Tuesday, May 01, 2018. 12:00PM. NSH 3305.

Back to Seminar Schedule

Hongyang Zhang -- Testing and Learning from Big Data, Optimally

Abstract: We are now in an era of big data as well as high-dimensional data: data volume is almost doubling every two years. Fortunately, high-dimensional data are structured. Usually, they are of low rank. This is the basis of dimensionality reduction and compressed sensing. To extract efficient information from the low-rank structure without fully observing the matrix, there are two questions to handle: 1. what is the true rank of the data matrix with only small samples (testing problem)? 2. given the rank of the matrix, how to design computationally efficient algorithm to recover the matrix with only compressed observations (learning problem)?

In this talk, we will focus on the testing and learning problems regarding the matrix rank with optimal sample complexity, which are new paradigms of information extraction from the big data. In the first part of the talk, we will see how we can test the rank of an unknown matrix via an interesting ladder-shaped sampling scheme. We also supplement our positive results with a hardness result, showing that our sampling scheme is near-optimal.

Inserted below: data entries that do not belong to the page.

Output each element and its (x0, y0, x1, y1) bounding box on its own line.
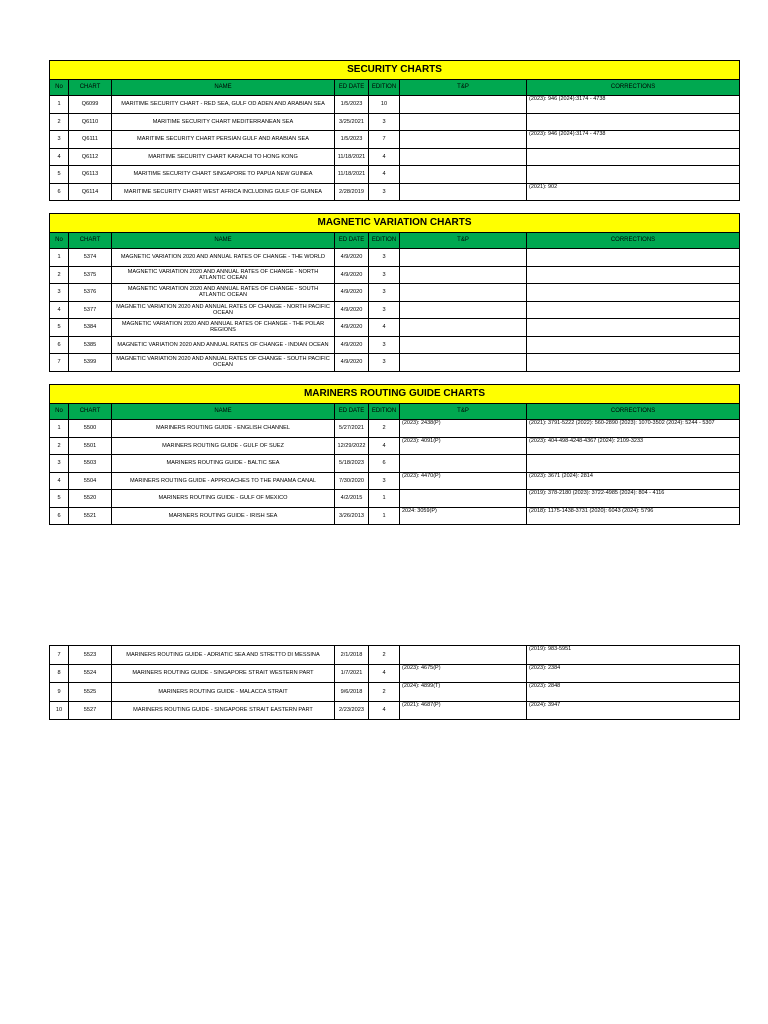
corrections (527, 455, 740, 473)
edition-number: 3 (369, 354, 400, 372)
magnetic-variation-charts-table (49, 213, 740, 372)
column-header-edition-number: EDITION (369, 80, 400, 96)
chart-name: MARITIME SECURITY CHART PERSIAN GULF AND ARABIAN SEA (112, 131, 335, 149)
section-title: MAGNETIC VARIATION CHARTS (50, 214, 740, 233)
edition-date: 7/30/2020 (335, 472, 369, 490)
corrections (527, 249, 740, 267)
tp-notice (400, 455, 527, 473)
corrections (527, 266, 740, 284)
edition-date: 9/6/2018 (335, 683, 369, 702)
column-header-corrections: CORRECTIONS (527, 404, 740, 420)
table-row (50, 131, 740, 149)
edition-number: 3 (369, 472, 400, 490)
table-row (50, 455, 740, 473)
chart-name: MARITIME SECURITY CHART KARACHI TO HONG KONG (112, 148, 335, 166)
chart-name: MARITIME SECURITY CHART WEST AFRICA INCLUDING GULF OF GUINEA (112, 183, 335, 201)
chart-number: 5525 (69, 683, 112, 702)
row-number: 8 (50, 664, 69, 683)
row-number: 4 (50, 472, 69, 490)
row-number: 3 (50, 131, 69, 149)
edition-number: 10 (369, 96, 400, 114)
row-number: 4 (50, 301, 69, 319)
section-title: MARINERS ROUTING GUIDE CHARTS (50, 385, 740, 404)
edition-number: 3 (369, 249, 400, 267)
edition-date: 4/9/2020 (335, 266, 369, 284)
table-row (50, 319, 740, 337)
tp-notice (400, 131, 527, 149)
chart-name: MAGNETIC VARIATION 2020 AND ANNUAL RATES OF CHANGE - THE WORLD (112, 249, 335, 267)
edition-number: 4 (369, 148, 400, 166)
column-header-row-number: No (50, 404, 69, 420)
chart-name: MARITIME SECURITY CHART - RED SEA, GULF OD ADEN AND ARABIAN SEA (112, 96, 335, 114)
row-number: 2 (50, 266, 69, 284)
chart-name: MARINERS ROUTING GUIDE - SINGAPORE STRAIT EASTERN PART (112, 701, 335, 720)
row-number: 5 (50, 319, 69, 337)
row-number: 2 (50, 113, 69, 131)
edition-number: 3 (369, 301, 400, 319)
column-header-row-number: No (50, 233, 69, 249)
edition-date: 4/2/2015 (335, 490, 369, 508)
chart-name: MARINERS ROUTING GUIDE - ENGLISH CHANNEL (112, 420, 335, 438)
edition-date: 4/9/2020 (335, 284, 369, 302)
tp-notice: (2023): 2438(P) (400, 420, 527, 438)
corrections: (2023): 3671 (2024): 2814 (527, 472, 740, 490)
edition-number: 3 (369, 336, 400, 354)
edition-date: 1/5/2023 (335, 131, 369, 149)
tp-notice: (2023): 4470(P) (400, 472, 527, 490)
table-row (50, 437, 740, 455)
tp-notice (400, 336, 527, 354)
tp-notice (400, 266, 527, 284)
chart-number: 5504 (69, 472, 112, 490)
table-row (50, 507, 740, 525)
edition-date: 1/7/2021 (335, 664, 369, 683)
row-number: 9 (50, 683, 69, 702)
table-row (50, 646, 740, 665)
column-header-edition-date: ED DATE (335, 233, 369, 249)
row-number: 10 (50, 701, 69, 720)
corrections: (2019): 378-2180 (2023): 3722-4985 (2024): 804 - 4116 (527, 490, 740, 508)
edition-date: 4/9/2020 (335, 336, 369, 354)
tp-notice: 2024: 3059(P) (400, 507, 527, 525)
row-number: 7 (50, 646, 69, 665)
chart-number: Q6112 (69, 148, 112, 166)
chart-number: 5527 (69, 701, 112, 720)
table-row (50, 420, 740, 438)
tp-notice (400, 96, 527, 114)
row-number: 1 (50, 420, 69, 438)
row-number: 4 (50, 148, 69, 166)
corrections (527, 284, 740, 302)
chart-number: 5385 (69, 336, 112, 354)
header-row (50, 404, 740, 420)
column-header-chart-name: NAME (112, 233, 335, 249)
chart-number: Q6114 (69, 183, 112, 201)
chart-name: MARITIME SECURITY CHART SINGAPORE TO PAPUA NEW GUINEA (112, 166, 335, 184)
corrections (527, 319, 740, 337)
column-header-edition-number: EDITION (369, 404, 400, 420)
row-number: 3 (50, 284, 69, 302)
chart-number: Q6110 (69, 113, 112, 131)
chart-number: 5375 (69, 266, 112, 284)
chart-number: 5376 (69, 284, 112, 302)
column-header-chart-name: NAME (112, 80, 335, 96)
tp-notice (400, 319, 527, 337)
tp-notice (400, 249, 527, 267)
chart-number: 5399 (69, 354, 112, 372)
corrections: (2019): 983-5951 (527, 646, 740, 665)
table-row (50, 336, 740, 354)
corrections: (2023): 404-498-4248-4367 (2024): 2109-3233 (527, 437, 740, 455)
corrections (527, 336, 740, 354)
tp-notice (400, 183, 527, 201)
table-row (50, 701, 740, 720)
table-row (50, 96, 740, 114)
table-row (50, 113, 740, 131)
chart-number: 5501 (69, 437, 112, 455)
column-header-row-number: No (50, 80, 69, 96)
row-number: 7 (50, 354, 69, 372)
edition-number: 3 (369, 183, 400, 201)
chart-name: MAGNETIC VARIATION 2020 AND ANNUAL RATES OF CHANGE - SOUTH ATLANTIC OCEAN (112, 284, 335, 302)
chart-number: 5521 (69, 507, 112, 525)
edition-date: 5/27/2021 (335, 420, 369, 438)
table-row (50, 266, 740, 284)
corrections: (2023): 2848 (527, 683, 740, 702)
mariners-routing-guide-charts-table (49, 384, 740, 525)
chart-name: MARINERS ROUTING GUIDE - GULF OF SUEZ (112, 437, 335, 455)
tp-notice (400, 284, 527, 302)
chart-name: MARINERS ROUTING GUIDE - IRISH SEA (112, 507, 335, 525)
edition-date: 1/5/2023 (335, 96, 369, 114)
mariners-routing-guide-continued-table (49, 645, 740, 720)
column-header-edition-number: EDITION (369, 233, 400, 249)
column-header-tp-notice: T&P (400, 80, 527, 96)
table-row (50, 354, 740, 372)
chart-number: Q6111 (69, 131, 112, 149)
corrections: (2021): 902 (527, 183, 740, 201)
corrections: (2023): 2384 (527, 664, 740, 683)
chart-number: 5520 (69, 490, 112, 508)
corrections (527, 113, 740, 131)
edition-number: 4 (369, 664, 400, 683)
section-title: SECURITY CHARTS (50, 61, 740, 80)
chart-number: 5523 (69, 646, 112, 665)
row-number: 1 (50, 96, 69, 114)
table-row (50, 683, 740, 702)
edition-number: 3 (369, 113, 400, 131)
edition-number: 3 (369, 284, 400, 302)
chart-name: MAGNETIC VARIATION 2020 AND ANNUAL RATES OF CHANGE - SOUTH PACIFIC OCEAN (112, 354, 335, 372)
tp-notice (400, 113, 527, 131)
row-number: 6 (50, 336, 69, 354)
table-row (50, 472, 740, 490)
tp-notice (400, 148, 527, 166)
row-number: 6 (50, 507, 69, 525)
chart-number: Q6113 (69, 166, 112, 184)
column-header-edition-date: ED DATE (335, 404, 369, 420)
edition-date: 4/9/2020 (335, 249, 369, 267)
tp-notice (400, 490, 527, 508)
tp-notice (400, 354, 527, 372)
chart-number: Q6099 (69, 96, 112, 114)
corrections: (2024): 3947 (527, 701, 740, 720)
tp-notice (400, 646, 527, 665)
corrections: (2023): 946 (2024):3174 - 4738 (527, 96, 740, 114)
edition-date: 2/23/2023 (335, 701, 369, 720)
chart-number: 5500 (69, 420, 112, 438)
edition-date: 4/9/2020 (335, 301, 369, 319)
edition-number: 1 (369, 507, 400, 525)
table-row (50, 490, 740, 508)
edition-date: 3/26/2013 (335, 507, 369, 525)
corrections (527, 354, 740, 372)
corrections (527, 166, 740, 184)
tp-notice: (2023): 4091(P) (400, 437, 527, 455)
row-number: 6 (50, 183, 69, 201)
chart-name: MARITIME SECURITY CHART MEDITERRANEAN SEA (112, 113, 335, 131)
chart-name: MAGNETIC VARIATION 2020 AND ANNUAL RATES OF CHANGE - THE POLAR REGIONS (112, 319, 335, 337)
edition-number: 6 (369, 455, 400, 473)
chart-name: MARINERS ROUTING GUIDE - SINGAPORE STRAIT WESTERN PART (112, 664, 335, 683)
header-row (50, 233, 740, 249)
edition-date: 4/9/2020 (335, 354, 369, 372)
edition-date: 11/18/2021 (335, 166, 369, 184)
edition-date: 2/28/2019 (335, 183, 369, 201)
chart-name: MARINERS ROUTING GUIDE - APPROACHES TO THE PANAMA CANAL (112, 472, 335, 490)
chart-number: 5524 (69, 664, 112, 683)
edition-number: 4 (369, 701, 400, 720)
column-header-corrections: CORRECTIONS (527, 80, 740, 96)
column-header-chart-number: CHART (69, 80, 112, 96)
table-row (50, 148, 740, 166)
edition-number: 7 (369, 131, 400, 149)
column-header-edition-date: ED DATE (335, 80, 369, 96)
edition-date: 2/1/2018 (335, 646, 369, 665)
column-header-chart-number: CHART (69, 233, 112, 249)
column-header-tp-notice: T&P (400, 233, 527, 249)
chart-name: MAGNETIC VARIATION 2020 AND ANNUAL RATES OF CHANGE - INDIAN OCEAN (112, 336, 335, 354)
edition-number: 3 (369, 266, 400, 284)
security-charts-table (49, 60, 740, 201)
chart-number: 5377 (69, 301, 112, 319)
chart-name: MARINERS ROUTING GUIDE - GULF OF MEXICO (112, 490, 335, 508)
chart-number: 5503 (69, 455, 112, 473)
tp-notice: (2024): 4899(T) (400, 683, 527, 702)
tp-notice (400, 301, 527, 319)
row-number: 3 (50, 455, 69, 473)
corrections (527, 301, 740, 319)
table-row (50, 249, 740, 267)
edition-date: 12/29/2022 (335, 437, 369, 455)
column-header-chart-number: CHART (69, 404, 112, 420)
tp-notice: (2021): 4687(P) (400, 701, 527, 720)
edition-date: 4/9/2020 (335, 319, 369, 337)
corrections: (2021): 3791-5222 (2022): 560-2890 (2023): 1070-3502 (2024): 5244 - 5307 (527, 420, 740, 438)
row-number: 2 (50, 437, 69, 455)
edition-number: 2 (369, 683, 400, 702)
chart-name: MAGNETIC VARIATION 2020 AND ANNUAL RATES OF CHANGE - NORTH PACIFIC OCEAN (112, 301, 335, 319)
corrections: (2018): 1175-1438-3731 (2020): 6043 (2024): 5796 (527, 507, 740, 525)
row-number: 1 (50, 249, 69, 267)
tp-notice (400, 166, 527, 184)
chart-name: MARINERS ROUTING GUIDE - BALTIC SEA (112, 455, 335, 473)
header-row (50, 80, 740, 96)
edition-date: 11/18/2021 (335, 148, 369, 166)
chart-name: MAGNETIC VARIATION 2020 AND ANNUAL RATES OF CHANGE - NORTH ATLANTIC OCEAN (112, 266, 335, 284)
chart-name: MARINERS ROUTING GUIDE - MALACCA STRAIT (112, 683, 335, 702)
table-row (50, 301, 740, 319)
edition-number: 4 (369, 319, 400, 337)
row-number: 5 (50, 166, 69, 184)
edition-number: 2 (369, 420, 400, 438)
table-row (50, 183, 740, 201)
table-row (50, 664, 740, 683)
chart-number: 5374 (69, 249, 112, 267)
column-header-chart-name: NAME (112, 404, 335, 420)
edition-number: 2 (369, 646, 400, 665)
chart-name: MARINERS ROUTING GUIDE - ADRIATIC SEA AND STRETTO DI MESSINA (112, 646, 335, 665)
table-row (50, 166, 740, 184)
edition-number: 1 (369, 490, 400, 508)
corrections (527, 148, 740, 166)
row-number: 5 (50, 490, 69, 508)
chart-number: 5384 (69, 319, 112, 337)
corrections: (2023): 946 (2024):3174 - 4738 (527, 131, 740, 149)
edition-date: 3/25/2021 (335, 113, 369, 131)
edition-number: 4 (369, 166, 400, 184)
table-row (50, 284, 740, 302)
edition-date: 5/18/2023 (335, 455, 369, 473)
column-header-corrections: CORRECTIONS (527, 233, 740, 249)
column-header-tp-notice: T&P (400, 404, 527, 420)
edition-number: 4 (369, 437, 400, 455)
tp-notice: (2023): 4675(P) (400, 664, 527, 683)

In the second part of the talk, we study the matrix completion problem. Matrix completion is known as a non-convex problem in its most original form. To alleviate the computational issue, we show that strong duality holds for the matrix completion with nearly optimal sample complexity. For the hardness result, we also show that generic matrix factorization requires exponential time to be solved.

Based on joint work with Nina Balcan (CMU), Yi Li (Nanyang Technological University), Yingyu Liang (Wisconsin-Madison), and David P. Woodruff (CMU).